Banco Central do Brasil plans to use excess reserves to control liquidity and boost monetary policy efficiency, Reuters reported, citing comments from the central bank's chief Ilan Goldfajn.
Goldfajn said the bank will pay interest on excess reserves that are kept at the bank, but the move isn't meant to reduce Brazil's debt or fiscal deficit, the report noted.
The plan is part of multiple measures the central bank announced Dec. 20 to further revitalize Brazil's economy.
The regulator said it will work on reducing credit costs for consumers and businesses by improving regulations on payment agreements and making debt collection locations universally accessible.
Another key focus that was announced is a push to get state-owned banks to trim interest rates while spurring lending competition with private banks, O Estado de S. Paulo reported.
According to unnamed sources, this movement would be supported by further drops in the country's benchmark Selic rate in 2017, when the central bank is expected to implement further rate cuts, the report said.
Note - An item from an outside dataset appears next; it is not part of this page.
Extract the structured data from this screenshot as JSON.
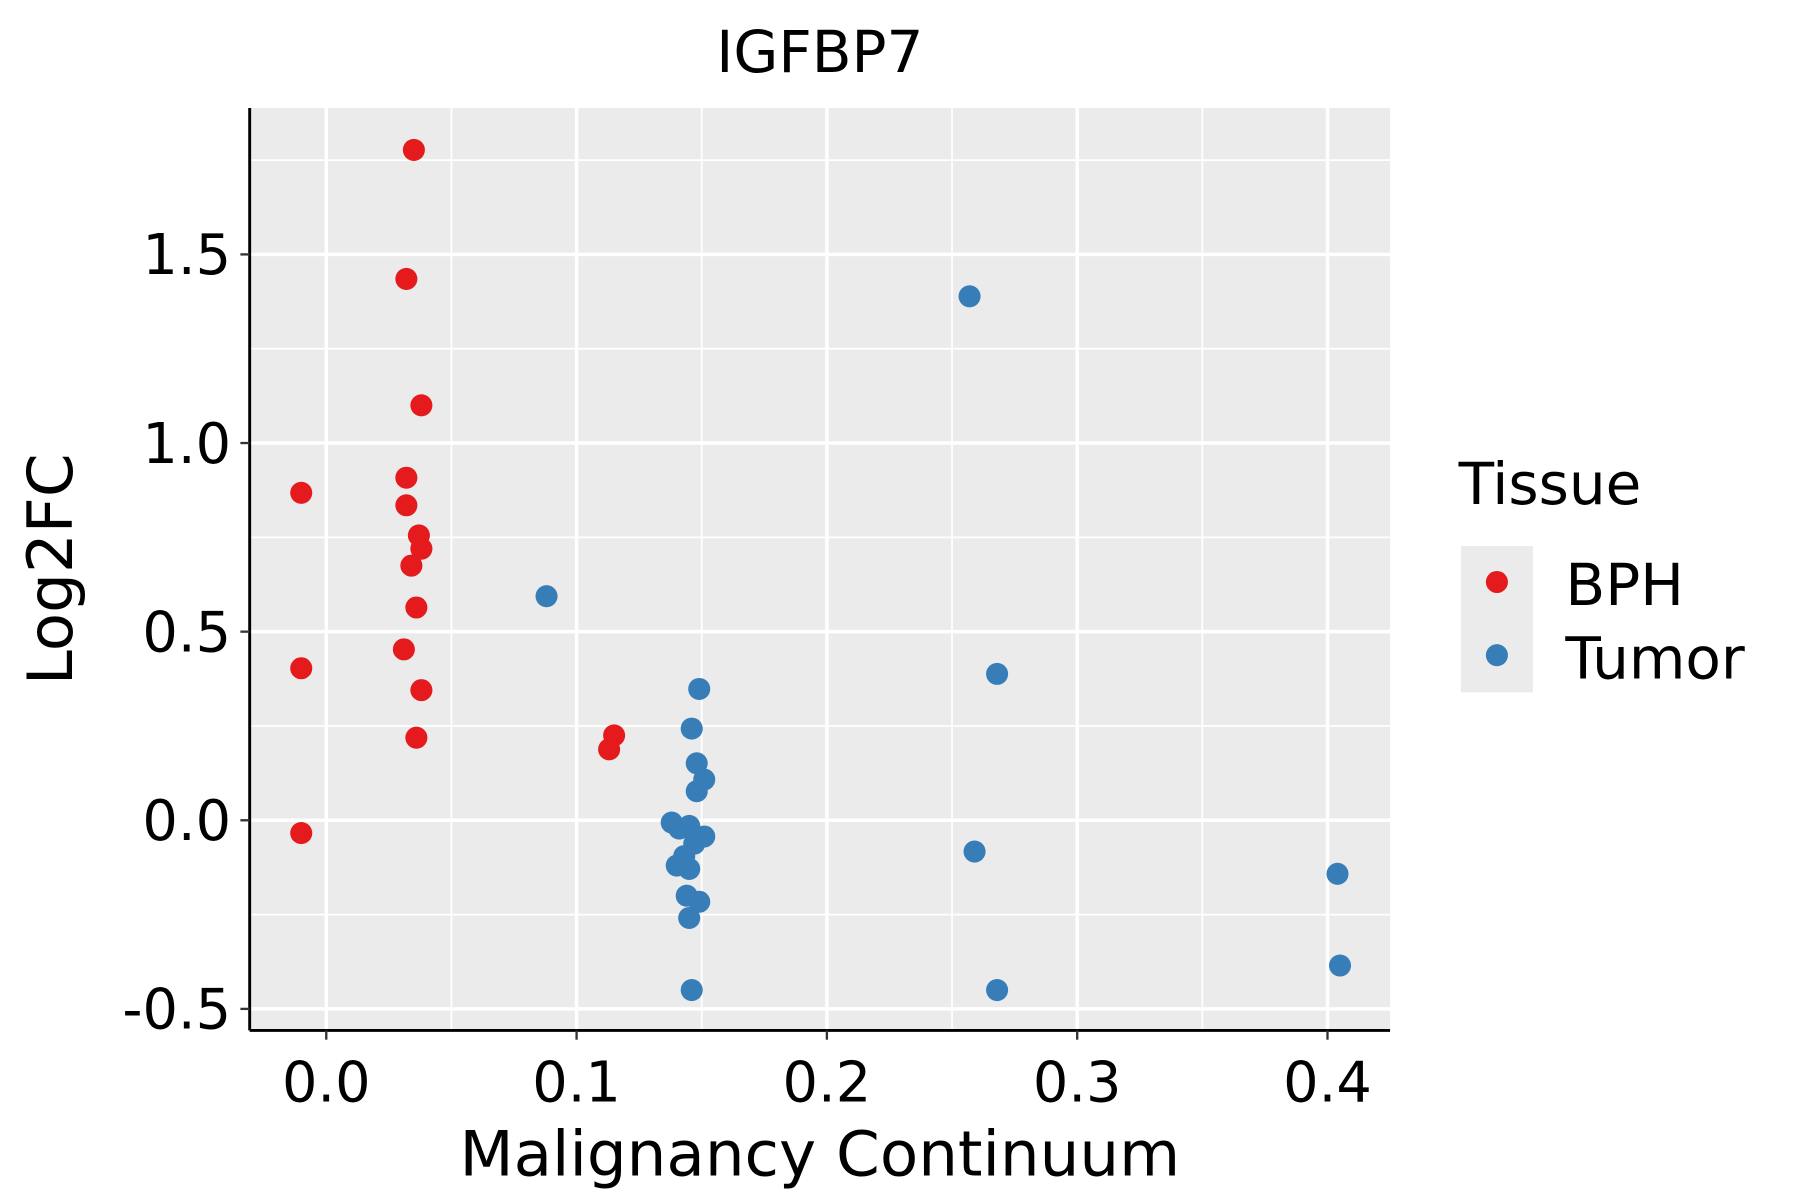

State-run banks, however, need to keep an eye on profitability – especially at this moment when the National Treasury doesn't have sufficient resources to help them – and ensure that stricter credit rules don't further hamper the country's economy and the banking sector itself, the publication noted.
Nevertheless, the government reportedly believes banks will reduce costs in line with the actions that were disclosed, such as mandatory deposit requirements.
"The idea is to unify aliquots and deadlines. We'll work on it throughout 2017," Goldfajn said in a press conference in Brasília, Valor Econômico reported. According to the central bank chief, one example is matching the deadlines between term and time deposits and savings deposits, as well as simplifying the rules.